Understanding gratitude as a survival skill
A naturalist and former mentor of mine once told me that gratitude was a survival skill. My initial interpretation took this to be a re-imagining of the various “stay positive” expressions we have all heard over the years. But he explained further, connecting this concept to the origins of human nature. He claimed that the common depiction of the early trade economy was wrong.
“Before resources were abundant or easily attained, people had to rely on stimulating gratitude in one another to ensure their survival,” he said. “It would be improbable that the early trade economy would have looked like trading one hide or pelt for a bag of grains in an instantaneous exchange. In hard times of survival, there was no storing or saving of resources. People who were successful in obtaining a resource would be likely to share with the hopes that this gratitude would generate reciprocity down the line.”
In this way, the expression of gratitude would promote mutual longevity, and truly can be understood as a survival skill.
This early form of the trade economy has become far less commonplace in western culture, and the threats facing our survival have also drastically changed. However, the opportunity to use gratitude as a survival skill can still be applied to our modern circumstances.
Nova Scotia interns Matt Nettle (left) and Jill Ramsay (right) crossing a beaver dam on a property near Yarmouth, NS. (Photo by Sam Ceci/NCC Staff)
As the Nova Scotian stewardship intern with the Nature Conservancy of Canada (NCC), many of my roles and responsibilities allow to me to spend time working in the field. From Yarmouth to Cape Breton, I have had the opportunity to work with the stewardship team, assisting in the monitoring of countless properties protected by NCC.
I have hiked through Wabanaki (Acadian) forests and gingerly crossed over active beaver dams and eroding gypsum slopes. I have seen the presence of accidental transient birds (birds that have flown off course during their migration) and learned to recognize the distinct songs of countless regulars of the woods. I have worked with locals to bring awareness to the protection of sensitive areas and shared in the joy of community that is fostered through taking action to conserve natural spaces. This, of course, is a cherry-picked overview of my work this summer, and while I hold such gratitude for these adventures, they do not speak for the entirety of the field work experience.

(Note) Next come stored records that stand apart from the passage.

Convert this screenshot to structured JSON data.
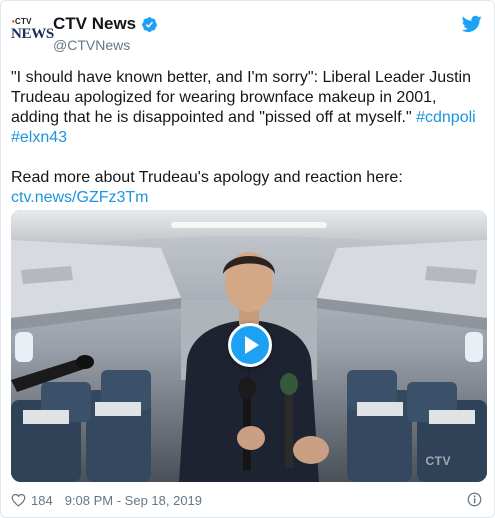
{
  "account": {
    "logo_top": "CTV",
    "logo_word": "NEWS",
    "display_name": "CTV News",
    "handle": "@CTVNews",
    "verified": true
  },
  "tweet": {
    "text_main": "\"I should have known better, and I'm sorry\":  Liberal Leader Justin Trudeau apologized for wearing brownface makeup in 2001, adding that he is disappointed and \"pissed off at myself.\" ",
    "hashtag_1": "#cdnpoli",
    "hashtag_2": "#elxn43",
    "read_more": "Read more about Trudeau's apology and reaction here:",
    "link": "ctv.news/GZFz3Tm"
  },
  "media": {
    "type": "video",
    "watermark": "CTV"
  },
  "footer": {
    "like_count": "184",
    "timestamp": "9:08 PM - Sep 18, 2019"
  },
  "colors": {
    "link": "#1b95e0",
    "play_button": "#1da1f2",
    "verified_badge": "#1da1f2",
    "muted_text": "#657786"
  },
  "icons": [
    "verified-badge-icon",
    "twitter-bird-icon",
    "play-icon",
    "heart-icon",
    "info-icon"
  ]
}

An up-close photo of a gypsum rock wall found on the Cains Mountain property in Cape Breton, NS. (Photo by Jill Ramsay/NCC staff)
The truth is that field work can be challenging. The side less often shared includes poisonous plants and biting insects at every step as you force your way through swampy thickets in 30 C humidity. Saturated socks rub your blisters raw as you crawl over and under impossibly dense forest, uphill, with no sign of a clearing in sight. It can be the emotional toll of walking through long-abandoned clearcuts, forever shaped and impacted by humans, or recognizing that a previously mapped-out patch of invasive plants has only continued to grow more bold and is pushing out valuable natives. There are moments in the field that are physically and mentally tough to endure.

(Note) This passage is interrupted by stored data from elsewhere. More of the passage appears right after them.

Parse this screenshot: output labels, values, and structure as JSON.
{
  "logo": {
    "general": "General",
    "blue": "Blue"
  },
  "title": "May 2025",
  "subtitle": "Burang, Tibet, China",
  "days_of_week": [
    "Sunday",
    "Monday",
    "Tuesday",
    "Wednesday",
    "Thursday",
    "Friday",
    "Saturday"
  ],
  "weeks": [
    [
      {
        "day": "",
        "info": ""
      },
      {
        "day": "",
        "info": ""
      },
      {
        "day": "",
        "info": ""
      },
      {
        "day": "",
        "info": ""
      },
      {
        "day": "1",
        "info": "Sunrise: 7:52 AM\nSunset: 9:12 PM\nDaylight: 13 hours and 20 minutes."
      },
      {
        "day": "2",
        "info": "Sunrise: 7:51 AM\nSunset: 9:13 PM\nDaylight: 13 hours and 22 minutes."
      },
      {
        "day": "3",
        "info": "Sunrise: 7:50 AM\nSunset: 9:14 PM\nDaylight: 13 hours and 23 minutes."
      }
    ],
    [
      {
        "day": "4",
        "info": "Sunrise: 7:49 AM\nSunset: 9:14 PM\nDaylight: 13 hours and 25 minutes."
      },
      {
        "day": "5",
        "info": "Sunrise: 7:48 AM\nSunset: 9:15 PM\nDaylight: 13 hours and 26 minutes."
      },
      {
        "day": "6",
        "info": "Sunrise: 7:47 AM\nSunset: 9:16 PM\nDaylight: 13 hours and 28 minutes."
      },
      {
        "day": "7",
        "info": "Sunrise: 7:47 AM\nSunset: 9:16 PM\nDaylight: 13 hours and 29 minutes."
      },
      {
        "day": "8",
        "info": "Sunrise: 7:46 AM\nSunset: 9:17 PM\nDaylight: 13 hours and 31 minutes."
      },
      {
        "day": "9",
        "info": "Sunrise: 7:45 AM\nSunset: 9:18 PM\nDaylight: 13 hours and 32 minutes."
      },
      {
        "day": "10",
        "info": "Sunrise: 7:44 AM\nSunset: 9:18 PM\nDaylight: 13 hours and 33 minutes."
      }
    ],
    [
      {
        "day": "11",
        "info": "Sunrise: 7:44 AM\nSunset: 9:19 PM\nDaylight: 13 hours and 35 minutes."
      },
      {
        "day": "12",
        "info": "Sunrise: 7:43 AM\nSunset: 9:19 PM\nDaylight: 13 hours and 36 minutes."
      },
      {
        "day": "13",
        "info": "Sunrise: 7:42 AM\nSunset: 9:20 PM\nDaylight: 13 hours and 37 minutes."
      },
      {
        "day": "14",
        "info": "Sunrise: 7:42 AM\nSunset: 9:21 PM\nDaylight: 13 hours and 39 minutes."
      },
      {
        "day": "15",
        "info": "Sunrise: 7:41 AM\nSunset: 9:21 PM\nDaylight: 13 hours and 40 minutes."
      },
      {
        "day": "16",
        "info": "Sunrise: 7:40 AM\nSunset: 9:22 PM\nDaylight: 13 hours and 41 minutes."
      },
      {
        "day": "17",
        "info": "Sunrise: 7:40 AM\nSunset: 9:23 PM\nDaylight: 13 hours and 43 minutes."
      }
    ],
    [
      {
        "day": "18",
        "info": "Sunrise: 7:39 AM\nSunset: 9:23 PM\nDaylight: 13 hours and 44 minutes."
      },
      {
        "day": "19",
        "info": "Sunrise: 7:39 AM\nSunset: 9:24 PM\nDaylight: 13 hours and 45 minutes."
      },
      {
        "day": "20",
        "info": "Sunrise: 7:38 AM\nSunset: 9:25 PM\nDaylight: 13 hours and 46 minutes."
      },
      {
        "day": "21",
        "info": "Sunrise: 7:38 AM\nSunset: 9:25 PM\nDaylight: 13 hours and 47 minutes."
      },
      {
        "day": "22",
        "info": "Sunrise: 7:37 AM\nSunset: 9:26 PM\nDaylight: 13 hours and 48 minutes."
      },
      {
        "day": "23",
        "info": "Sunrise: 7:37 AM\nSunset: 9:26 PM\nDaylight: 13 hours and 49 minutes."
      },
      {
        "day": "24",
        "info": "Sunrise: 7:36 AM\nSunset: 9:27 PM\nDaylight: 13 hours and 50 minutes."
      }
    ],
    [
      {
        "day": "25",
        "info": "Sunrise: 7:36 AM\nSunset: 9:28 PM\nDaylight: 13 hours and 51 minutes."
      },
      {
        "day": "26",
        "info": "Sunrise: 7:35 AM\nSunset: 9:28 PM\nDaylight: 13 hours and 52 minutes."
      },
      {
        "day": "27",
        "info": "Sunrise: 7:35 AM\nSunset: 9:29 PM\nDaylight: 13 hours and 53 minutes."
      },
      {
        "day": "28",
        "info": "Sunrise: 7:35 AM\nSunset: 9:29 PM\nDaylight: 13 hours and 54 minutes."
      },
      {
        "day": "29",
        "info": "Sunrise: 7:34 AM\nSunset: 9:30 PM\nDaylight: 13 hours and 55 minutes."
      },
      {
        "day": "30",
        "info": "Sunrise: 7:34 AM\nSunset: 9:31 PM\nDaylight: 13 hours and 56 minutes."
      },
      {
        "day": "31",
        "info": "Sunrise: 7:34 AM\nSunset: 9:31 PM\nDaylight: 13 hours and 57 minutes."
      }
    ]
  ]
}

These hard moments always lead me to think back to gratitude as a survival skill. Anytime we put aside our own comfort for the betterment of the natural world, we are entering into a form of trade economy with the Earth. We can give our perseverance, energy and resilience to conservation efforts, knowing that in return we will be rewarded with the beautiful, magical experiences and teachings the land continues to offer. It is a trade I would never hesitate to enter, time and time again.
Jill Ramsay bushwhacking in the field at one of NCC’s Port Joli properties in Nova Scotia. (Photo by NCC)
The conservation work that NCC staff and volunteers do is making a difference. Our collective efforts result in helping to maintain the natural world so that we, along with our fellow creatures, can continue to enjoy all that nature has to offer. I hold deep gratitude to be a part of this mission through my internship, even through the tough times.